Lazy: if `wiki.db` doesn't exist when resolver hits it, create and seed on the spot. No data migration from shared default DB.

### Risks

- **Flask-SQLAlchemy engine caching**: `dispose()` + config update should work with FSA 3.x lazy engine creation. Fallback: access `db._engines` internals.
- **Worker model**: Assumes gunicorn sync workers. Async/threaded workers would race on global state.
- **`update_app_config()` side effects**: Recreates Flask-Mail per-call. Harmless.
- **Renderer**: Holds reference to `app.config` dict, so Preferences updates propagate. But `RENDERER_HTML_WHITELIST` parsed at init time won't update per-wiki.

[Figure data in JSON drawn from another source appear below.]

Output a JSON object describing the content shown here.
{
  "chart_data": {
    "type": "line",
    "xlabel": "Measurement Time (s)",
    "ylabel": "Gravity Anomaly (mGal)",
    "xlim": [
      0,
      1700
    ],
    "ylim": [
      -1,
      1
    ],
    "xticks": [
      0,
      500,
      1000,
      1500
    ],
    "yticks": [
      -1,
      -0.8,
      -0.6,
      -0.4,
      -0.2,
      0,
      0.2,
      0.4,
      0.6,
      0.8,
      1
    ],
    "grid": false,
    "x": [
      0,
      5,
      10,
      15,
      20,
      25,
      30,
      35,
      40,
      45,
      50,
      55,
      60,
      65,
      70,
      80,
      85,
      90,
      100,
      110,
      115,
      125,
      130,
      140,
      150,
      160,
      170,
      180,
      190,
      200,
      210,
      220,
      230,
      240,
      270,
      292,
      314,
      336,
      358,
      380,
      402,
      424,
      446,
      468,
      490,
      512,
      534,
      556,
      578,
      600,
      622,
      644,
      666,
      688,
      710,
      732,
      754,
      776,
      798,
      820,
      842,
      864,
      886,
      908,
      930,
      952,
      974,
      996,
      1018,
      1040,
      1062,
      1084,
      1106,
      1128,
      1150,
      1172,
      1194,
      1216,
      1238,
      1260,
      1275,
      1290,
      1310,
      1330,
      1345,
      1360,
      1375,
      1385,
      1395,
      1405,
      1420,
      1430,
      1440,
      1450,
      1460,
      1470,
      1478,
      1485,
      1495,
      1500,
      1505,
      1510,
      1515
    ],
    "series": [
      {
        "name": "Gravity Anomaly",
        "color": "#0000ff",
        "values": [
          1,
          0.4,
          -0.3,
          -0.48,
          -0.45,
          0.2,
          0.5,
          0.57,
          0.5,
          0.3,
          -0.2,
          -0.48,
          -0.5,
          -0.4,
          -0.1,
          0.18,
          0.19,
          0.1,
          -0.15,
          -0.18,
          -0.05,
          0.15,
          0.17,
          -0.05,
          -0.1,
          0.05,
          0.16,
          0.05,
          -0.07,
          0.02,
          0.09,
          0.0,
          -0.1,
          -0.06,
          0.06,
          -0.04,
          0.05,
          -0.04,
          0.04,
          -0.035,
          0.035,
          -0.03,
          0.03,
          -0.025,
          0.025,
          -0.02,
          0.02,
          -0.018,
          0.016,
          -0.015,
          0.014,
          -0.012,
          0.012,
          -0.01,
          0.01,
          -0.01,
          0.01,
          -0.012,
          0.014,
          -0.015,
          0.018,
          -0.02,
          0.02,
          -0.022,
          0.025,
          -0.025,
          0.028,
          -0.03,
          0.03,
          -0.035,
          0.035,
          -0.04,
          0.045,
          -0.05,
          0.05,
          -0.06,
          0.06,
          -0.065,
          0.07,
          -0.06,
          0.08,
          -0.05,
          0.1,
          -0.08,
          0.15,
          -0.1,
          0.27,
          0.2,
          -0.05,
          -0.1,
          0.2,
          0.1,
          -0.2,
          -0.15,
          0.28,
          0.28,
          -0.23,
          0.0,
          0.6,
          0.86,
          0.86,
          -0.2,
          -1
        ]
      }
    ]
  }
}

## Option B: Upstream Contextvars Refactor (future PR to redimp)

### Core idea

New `otterwiki/context.py` provides getter functions backed by `contextvars`:
- `get_storage()`, `get_db()`, `get_renderer()`, `get_mail()`, `get_githttpserver()`
- Each falls back to the current module-level singleton when no context override is set
- `wiki_context()` context manager sets overrides for a block

### What stays the same

- `app` (Flask) stays as module-level singleton — Flask has its own `current_app`
- `db` stays importable for model definitions (`db.Model`, `db.Column`)
- All `@app.route` decorators unchanged
- `models.py` unchanged

### Migration path

~280 mechanical substitutions across 14 files:
- `storage` → `get_storage()`
- `app.config[...]` → `current_app.config[...]`
- `db.session.X()` → `get_db().session.X()`
- One lazy-init fix for `_serializer` in `helper.py`

### Phasing

**PR 1** (small): Add `context.py`, `init_defaults()` call, migrate 2-3 leaf modules. Purely additive.
**PR 2** (wide, mechanical): Migrate remaining modules.

### Upstream pitch

- Testability: inject mocks via `wiki_context()` without real git repos or SQLite
- Flask best practice: `current_app` over direct `app` import
- Plugin flexibility: temporary renderer/storage overrides
- Backward compatible: getters fall back to singletons

### Constraint

`models.py` uses `db.Model` at class definition time — `db` can never fully move behind a getter. The contextvar is for session operations only.

## SQLite Multi-Tenant: Why It's Fine

Per-tenant SQLite is a well-established pattern (37signals, Turso, Laravel Tenancy, Rails Shardines). For our use case:

- Small per-tenant data (prefs, drafts, accounts)
- Read-heavy workload
- Single VPS, tens-to-hundreds of tenants
- Already using SQLite with per-wiki git repos

Postgres would add a daemon, configuration, and maintenance for no benefit. The pattern breaks down at tens of thousands of tenants — not a concern here.

Operational concern is **schema migrations** — lazy migration on connection open (`PRAGMA user_version`) is the simplest approach.